You are viewing a plain text version of this content. The canonical link for it is here.
Posted to commits@tika.apache.org by ju...@apache.org on 2011/09/22 19:57:15 UTC

svn commit: r1174283 - /tika/trunk/tika-parsers/src/main/java/org/apache/tika/parser/html/HtmlHandler.java

Author: jukka
Date: Thu Sep 22 17:57:14 2011
New Revision: 1174283

URL: http://svn.apache.org/viewvc?rev=1174283&view=rev
Log:
TIKA-508: HtmlParser link processing should skip usemap and codebase attributes

Drop codebase, data and classid from the URI_ATTRIBUTES set as their resolution
rules are more complex than what Tika currently supports.
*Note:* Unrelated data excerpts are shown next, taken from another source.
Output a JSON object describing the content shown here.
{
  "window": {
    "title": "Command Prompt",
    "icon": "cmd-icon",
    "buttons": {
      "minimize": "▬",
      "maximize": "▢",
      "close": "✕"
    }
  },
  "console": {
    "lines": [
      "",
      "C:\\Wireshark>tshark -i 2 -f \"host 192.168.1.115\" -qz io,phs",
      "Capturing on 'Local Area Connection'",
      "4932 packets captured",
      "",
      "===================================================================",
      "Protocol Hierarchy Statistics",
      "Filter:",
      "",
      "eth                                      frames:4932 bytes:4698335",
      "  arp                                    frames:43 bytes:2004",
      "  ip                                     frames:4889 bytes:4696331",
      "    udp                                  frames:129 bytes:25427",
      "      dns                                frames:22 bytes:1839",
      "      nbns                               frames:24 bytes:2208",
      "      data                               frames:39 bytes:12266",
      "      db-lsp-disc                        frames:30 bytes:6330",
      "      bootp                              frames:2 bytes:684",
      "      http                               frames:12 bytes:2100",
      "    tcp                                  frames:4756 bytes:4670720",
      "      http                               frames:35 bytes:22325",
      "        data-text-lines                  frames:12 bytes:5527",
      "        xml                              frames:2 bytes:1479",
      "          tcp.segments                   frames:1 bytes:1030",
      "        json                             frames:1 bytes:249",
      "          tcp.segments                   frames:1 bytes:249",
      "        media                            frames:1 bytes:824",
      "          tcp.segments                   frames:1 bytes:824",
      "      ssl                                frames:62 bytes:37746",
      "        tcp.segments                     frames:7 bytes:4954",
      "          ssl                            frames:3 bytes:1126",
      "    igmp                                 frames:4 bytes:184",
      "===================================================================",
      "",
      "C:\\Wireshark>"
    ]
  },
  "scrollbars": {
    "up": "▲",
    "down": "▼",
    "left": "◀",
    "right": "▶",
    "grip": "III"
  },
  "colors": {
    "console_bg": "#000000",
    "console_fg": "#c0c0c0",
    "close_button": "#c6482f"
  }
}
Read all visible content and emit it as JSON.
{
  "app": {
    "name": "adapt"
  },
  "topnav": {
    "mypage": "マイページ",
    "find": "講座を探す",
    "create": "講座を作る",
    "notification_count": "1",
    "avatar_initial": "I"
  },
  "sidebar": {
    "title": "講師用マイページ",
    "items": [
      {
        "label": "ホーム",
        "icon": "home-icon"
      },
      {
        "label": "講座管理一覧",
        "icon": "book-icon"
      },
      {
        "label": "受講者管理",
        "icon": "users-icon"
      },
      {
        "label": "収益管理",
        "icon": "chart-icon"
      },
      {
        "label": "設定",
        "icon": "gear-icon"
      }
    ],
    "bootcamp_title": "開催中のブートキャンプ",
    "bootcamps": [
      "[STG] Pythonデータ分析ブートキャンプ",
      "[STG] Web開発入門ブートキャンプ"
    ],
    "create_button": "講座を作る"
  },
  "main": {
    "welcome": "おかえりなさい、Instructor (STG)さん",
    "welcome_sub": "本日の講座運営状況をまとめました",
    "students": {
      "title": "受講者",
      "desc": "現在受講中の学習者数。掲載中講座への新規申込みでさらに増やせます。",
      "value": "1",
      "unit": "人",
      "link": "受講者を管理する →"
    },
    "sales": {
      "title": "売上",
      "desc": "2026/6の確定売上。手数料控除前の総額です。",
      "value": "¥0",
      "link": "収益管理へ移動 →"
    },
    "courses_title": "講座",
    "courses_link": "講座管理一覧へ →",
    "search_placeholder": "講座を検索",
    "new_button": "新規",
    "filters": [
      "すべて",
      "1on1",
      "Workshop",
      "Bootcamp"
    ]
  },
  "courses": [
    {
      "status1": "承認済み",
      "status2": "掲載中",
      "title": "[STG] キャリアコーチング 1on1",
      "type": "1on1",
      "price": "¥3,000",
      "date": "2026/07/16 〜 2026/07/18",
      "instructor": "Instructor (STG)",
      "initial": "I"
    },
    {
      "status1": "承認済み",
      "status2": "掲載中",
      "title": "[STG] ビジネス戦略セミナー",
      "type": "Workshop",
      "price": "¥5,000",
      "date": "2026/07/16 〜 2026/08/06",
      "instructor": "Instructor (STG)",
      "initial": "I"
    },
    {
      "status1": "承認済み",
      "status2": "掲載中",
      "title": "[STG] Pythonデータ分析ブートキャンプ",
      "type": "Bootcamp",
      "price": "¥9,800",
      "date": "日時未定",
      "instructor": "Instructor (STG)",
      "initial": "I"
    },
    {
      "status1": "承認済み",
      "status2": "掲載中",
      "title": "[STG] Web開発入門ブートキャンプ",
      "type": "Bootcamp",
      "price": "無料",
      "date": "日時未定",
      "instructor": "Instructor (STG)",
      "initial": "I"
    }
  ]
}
Better leave the attributes
as-is than to resolve them incorrectly.

Modified:
    tika/trunk/tika-parsers/src/main/java/org/apache/tika/parser/html/HtmlHandler.java

Modified: tika/trunk/tika-parsers/src/main/java/org/apache/tika/parser/html/HtmlHandler.java
URL: http://svn.apache.org/viewvc/tika/trunk/tika-parsers/src/main/java/org/apache/tika/parser/html/HtmlHandler.java?rev=1174283&r1=1174282&r2=1174283&view=diff
==============================================================================
--- tika/trunk/tika-parsers/src/main/java/org/apache/tika/parser/html/HtmlHandler.java (original)
+++ tika/trunk/tika-parsers/src/main/java/org/apache/tika/parser/html/HtmlHandler.java Thu Sep 22 17:57:14 2011
@@ -18,6 +18,7 @@ package org.apache.tika.parser.html;
 
 import java.net.MalformedURLException;
 import java.net.URL;
+import java.util.Arrays;
 import java.util.HashSet;
 import java.util.Locale;
 import java.util.Set;
@@ -33,19 +34,11 @@ import org.xml.sax.ContentHandler;
 import org.xml.sax.SAXException;
 import org.xml.sax.helpers.AttributesImpl;
 
-@SuppressWarnings("serial")
 class HtmlHandler extends TextContentHandler {
 
     // List of attributes that need to be resolved.
-    private static final Set<String> URI_ATTRIBUTES = new HashSet<String>() {{
-        add("src");
-        add("href");
-        add("longdesc");
-        add("data");
-        add("cite");
-        add("codebase");
-        add("classid");
-    }};
+    private static final Set<String> URI_ATTRIBUTES =
+        new HashSet<String>(Arrays.asList("src", "href", "longdesc", "cite"));
 
     private final HtmlMapper mapper;